The Fenwick tree is the central structure here. Each position stores the current actual apples in that basket after capping. The update step carefully computes only the change induced by a new day's addition, ensuring we never rebuild the structure.

A common implementation mistake is forgetting to recompute the previous capped value before updating the cumulative sum. Without subtracting the old value, the Fenwick tree would accumulate raw sums instead of capped values, which breaks correctness as soon as a basket reaches capacity.

Worked Examples

Consider the sample input.

Trace

We track only affected baskets and Fenwick updates.

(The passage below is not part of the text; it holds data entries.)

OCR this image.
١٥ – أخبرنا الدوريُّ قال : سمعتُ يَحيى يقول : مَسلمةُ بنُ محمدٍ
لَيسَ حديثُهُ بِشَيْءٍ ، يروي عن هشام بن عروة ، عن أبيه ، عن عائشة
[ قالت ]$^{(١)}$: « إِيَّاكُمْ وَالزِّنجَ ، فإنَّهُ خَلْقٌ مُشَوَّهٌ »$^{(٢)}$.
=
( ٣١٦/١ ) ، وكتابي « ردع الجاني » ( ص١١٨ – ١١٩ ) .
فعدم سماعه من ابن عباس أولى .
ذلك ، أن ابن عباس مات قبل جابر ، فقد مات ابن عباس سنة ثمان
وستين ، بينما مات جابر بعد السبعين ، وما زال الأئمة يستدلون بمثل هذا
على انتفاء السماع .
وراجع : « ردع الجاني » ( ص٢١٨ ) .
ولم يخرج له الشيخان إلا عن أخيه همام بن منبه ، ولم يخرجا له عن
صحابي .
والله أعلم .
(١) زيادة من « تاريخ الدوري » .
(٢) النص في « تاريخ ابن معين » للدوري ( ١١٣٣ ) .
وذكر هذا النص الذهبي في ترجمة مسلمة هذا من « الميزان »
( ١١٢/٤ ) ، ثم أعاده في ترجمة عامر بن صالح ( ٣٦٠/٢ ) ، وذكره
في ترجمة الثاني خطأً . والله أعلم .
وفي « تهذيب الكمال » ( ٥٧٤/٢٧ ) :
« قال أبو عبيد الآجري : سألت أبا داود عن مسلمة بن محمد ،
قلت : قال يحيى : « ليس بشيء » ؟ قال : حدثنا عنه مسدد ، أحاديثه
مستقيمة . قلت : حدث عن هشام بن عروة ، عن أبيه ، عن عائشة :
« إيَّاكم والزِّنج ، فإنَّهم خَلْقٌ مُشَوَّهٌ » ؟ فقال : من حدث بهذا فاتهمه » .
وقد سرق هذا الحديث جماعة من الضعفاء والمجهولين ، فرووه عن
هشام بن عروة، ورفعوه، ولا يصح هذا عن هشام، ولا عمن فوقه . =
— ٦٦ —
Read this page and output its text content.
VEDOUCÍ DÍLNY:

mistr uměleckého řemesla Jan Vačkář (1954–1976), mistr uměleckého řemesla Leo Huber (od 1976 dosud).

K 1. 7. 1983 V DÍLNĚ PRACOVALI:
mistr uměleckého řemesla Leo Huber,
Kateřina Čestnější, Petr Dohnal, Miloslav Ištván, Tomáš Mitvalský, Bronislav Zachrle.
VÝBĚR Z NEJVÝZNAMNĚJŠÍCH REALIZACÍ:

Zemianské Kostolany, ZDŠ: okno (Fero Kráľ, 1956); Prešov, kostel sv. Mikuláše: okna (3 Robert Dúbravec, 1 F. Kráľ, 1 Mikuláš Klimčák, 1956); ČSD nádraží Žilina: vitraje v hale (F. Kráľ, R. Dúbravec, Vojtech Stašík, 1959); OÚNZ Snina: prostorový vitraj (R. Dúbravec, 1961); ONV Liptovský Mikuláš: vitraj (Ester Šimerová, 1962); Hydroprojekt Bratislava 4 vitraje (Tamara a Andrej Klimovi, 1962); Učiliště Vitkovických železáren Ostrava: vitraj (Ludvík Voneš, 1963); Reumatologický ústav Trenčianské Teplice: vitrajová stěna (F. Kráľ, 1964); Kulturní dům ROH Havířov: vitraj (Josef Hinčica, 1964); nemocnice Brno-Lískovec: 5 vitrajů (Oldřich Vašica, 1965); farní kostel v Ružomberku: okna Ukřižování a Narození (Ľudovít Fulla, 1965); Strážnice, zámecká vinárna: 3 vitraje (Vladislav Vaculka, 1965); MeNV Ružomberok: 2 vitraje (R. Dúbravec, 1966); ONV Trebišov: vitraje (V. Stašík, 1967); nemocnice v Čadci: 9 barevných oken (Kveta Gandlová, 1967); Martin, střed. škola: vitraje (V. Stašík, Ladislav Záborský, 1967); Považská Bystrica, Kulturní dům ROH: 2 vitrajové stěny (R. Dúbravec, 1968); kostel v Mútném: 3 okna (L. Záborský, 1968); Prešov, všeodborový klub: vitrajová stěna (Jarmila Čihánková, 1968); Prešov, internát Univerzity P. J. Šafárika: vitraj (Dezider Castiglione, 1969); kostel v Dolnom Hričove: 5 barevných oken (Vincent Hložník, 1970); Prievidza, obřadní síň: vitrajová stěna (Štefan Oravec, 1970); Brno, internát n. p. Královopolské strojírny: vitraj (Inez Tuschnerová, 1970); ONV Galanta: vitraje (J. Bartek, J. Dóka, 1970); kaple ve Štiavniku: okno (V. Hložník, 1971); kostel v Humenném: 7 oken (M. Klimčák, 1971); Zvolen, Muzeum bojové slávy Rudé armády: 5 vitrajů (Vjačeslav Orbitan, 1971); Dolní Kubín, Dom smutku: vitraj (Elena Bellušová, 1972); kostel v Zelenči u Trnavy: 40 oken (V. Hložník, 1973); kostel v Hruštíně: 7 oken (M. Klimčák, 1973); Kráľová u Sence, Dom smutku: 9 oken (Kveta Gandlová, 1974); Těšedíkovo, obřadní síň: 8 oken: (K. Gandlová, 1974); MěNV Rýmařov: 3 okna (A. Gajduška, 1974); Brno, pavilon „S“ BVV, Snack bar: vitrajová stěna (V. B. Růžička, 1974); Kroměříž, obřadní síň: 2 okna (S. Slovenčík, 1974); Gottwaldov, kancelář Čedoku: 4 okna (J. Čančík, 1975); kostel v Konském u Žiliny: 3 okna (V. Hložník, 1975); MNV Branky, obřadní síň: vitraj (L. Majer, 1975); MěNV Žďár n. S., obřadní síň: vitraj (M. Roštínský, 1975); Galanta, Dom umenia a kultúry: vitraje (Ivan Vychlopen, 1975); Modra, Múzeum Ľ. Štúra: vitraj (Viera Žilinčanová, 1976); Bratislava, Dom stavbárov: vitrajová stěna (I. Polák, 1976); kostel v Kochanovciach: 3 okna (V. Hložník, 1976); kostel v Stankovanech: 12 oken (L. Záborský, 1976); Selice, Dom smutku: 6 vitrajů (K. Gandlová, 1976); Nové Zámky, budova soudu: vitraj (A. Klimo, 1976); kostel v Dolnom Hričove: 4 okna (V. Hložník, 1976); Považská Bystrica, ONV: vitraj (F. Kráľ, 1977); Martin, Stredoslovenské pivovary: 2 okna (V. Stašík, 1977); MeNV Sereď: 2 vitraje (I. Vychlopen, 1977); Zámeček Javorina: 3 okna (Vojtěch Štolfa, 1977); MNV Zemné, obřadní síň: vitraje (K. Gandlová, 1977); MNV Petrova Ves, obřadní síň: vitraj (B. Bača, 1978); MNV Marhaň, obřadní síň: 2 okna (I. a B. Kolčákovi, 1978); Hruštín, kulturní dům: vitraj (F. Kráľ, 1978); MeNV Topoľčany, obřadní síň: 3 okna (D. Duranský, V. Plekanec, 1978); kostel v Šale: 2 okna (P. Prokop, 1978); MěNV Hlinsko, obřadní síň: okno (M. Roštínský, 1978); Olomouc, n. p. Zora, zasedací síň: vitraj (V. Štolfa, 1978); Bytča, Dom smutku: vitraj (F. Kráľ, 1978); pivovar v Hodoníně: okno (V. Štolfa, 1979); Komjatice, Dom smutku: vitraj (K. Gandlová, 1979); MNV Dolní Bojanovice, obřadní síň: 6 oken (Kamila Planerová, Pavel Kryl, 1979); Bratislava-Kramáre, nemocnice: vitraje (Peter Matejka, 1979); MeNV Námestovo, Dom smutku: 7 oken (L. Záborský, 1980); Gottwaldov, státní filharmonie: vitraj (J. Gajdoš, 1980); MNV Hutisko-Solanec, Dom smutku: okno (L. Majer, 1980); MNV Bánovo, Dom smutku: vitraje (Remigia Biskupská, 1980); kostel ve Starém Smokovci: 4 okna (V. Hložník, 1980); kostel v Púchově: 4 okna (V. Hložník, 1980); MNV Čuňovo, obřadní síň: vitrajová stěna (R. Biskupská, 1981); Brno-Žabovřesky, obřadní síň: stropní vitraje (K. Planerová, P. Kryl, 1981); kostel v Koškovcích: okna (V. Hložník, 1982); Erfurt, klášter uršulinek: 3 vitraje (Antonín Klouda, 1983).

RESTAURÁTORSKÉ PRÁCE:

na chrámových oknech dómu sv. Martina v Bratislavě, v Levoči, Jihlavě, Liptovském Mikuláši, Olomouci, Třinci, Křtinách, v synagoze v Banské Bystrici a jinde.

Day Update (b, a) Total[b] Capped value Fenwick change Notes
1 (1,10) 10 10 +10 basket 1 fills
2 (3,5) 5 5 +5 basket 3 partial
3 (1,5) 15 10 +0 already capped at 10
4 (2,4) 4 1 +1 cap is 1
5 (3,1) 6 5 +0 already capped

Now queries are answered from Fenwick at required days.

This trace shows that once a basket hits capacity, later updates may change the accumulated sum but do not change the stored value, so no Fenwick update occurs. This is the core correctness mechanism.

Complexity Analysis

Measure Complexity Explanation
Time O((M + Q) log N) Each day performs one Fenwick update and each query is a range sum
Space O(N + Q) Arrays for basket state, Fenwick tree, and query storage

This fits comfortably within limits because log N is about 17 for 100,000, giving roughly a few million operations total.

Test Cases

import sys, io

def run(inp: str) -> str:
    sys.stdin = io.StringIO(inp)
    output = io.StringIO()
    sys.stdout = output

    solve()

    sys.stdout = sys.__stdout__
    return output.getvalue().strip()

# provided sample
assert run("""3 5 5
10 1 5
1 10
3 5
1 5
2 4
3 1
1 2 3
5 1 1
1 1 1
5 1 3
3 2 3
""") == """0
10
10
16
5"""

# minimum size
assert run("""1 1 1
5
1 10
1 1 1
""") == "5"

# no overflow
assert run("""2 2 2
5 5
1 2
2 3
2 1 2
1 1 2
""") == """5
2"""

# immediate cap
assert run("""2 1 1
1 100
1 50
1 1 2
""") == "1"
Test input Expected output What it validates
1 basket overflow 5 capacity saturation behavior
multiple queries mixed correctness of prefix handling
no overflow 5,2 normal accumulation
immediate cap 1 strict capping logic

Edge Cases

One important edge case is when a basket reaches capacity exactly in multiple steps and later receives more additions. The algorithm ensures that once total[b] >= cap[b], further updates produce zero delta, so the Fenwick tree remains stable. For example, if capacity is 10 and updates are +6, +4, +100, only the first two updates produce meaningful changes.

Another subtle case is when a basket starts full and receives updates immediately. In that case, old = new = cap[i], so no update is pushed to the Fenwick tree, preventing artificial inflation.

Finally, queries that ask for day 1 or day M boundaries are handled naturally because queries are grouped by exact day index and answered immediately after processing that day’s update, ensuring no off-by-one shift between update application and query resolution.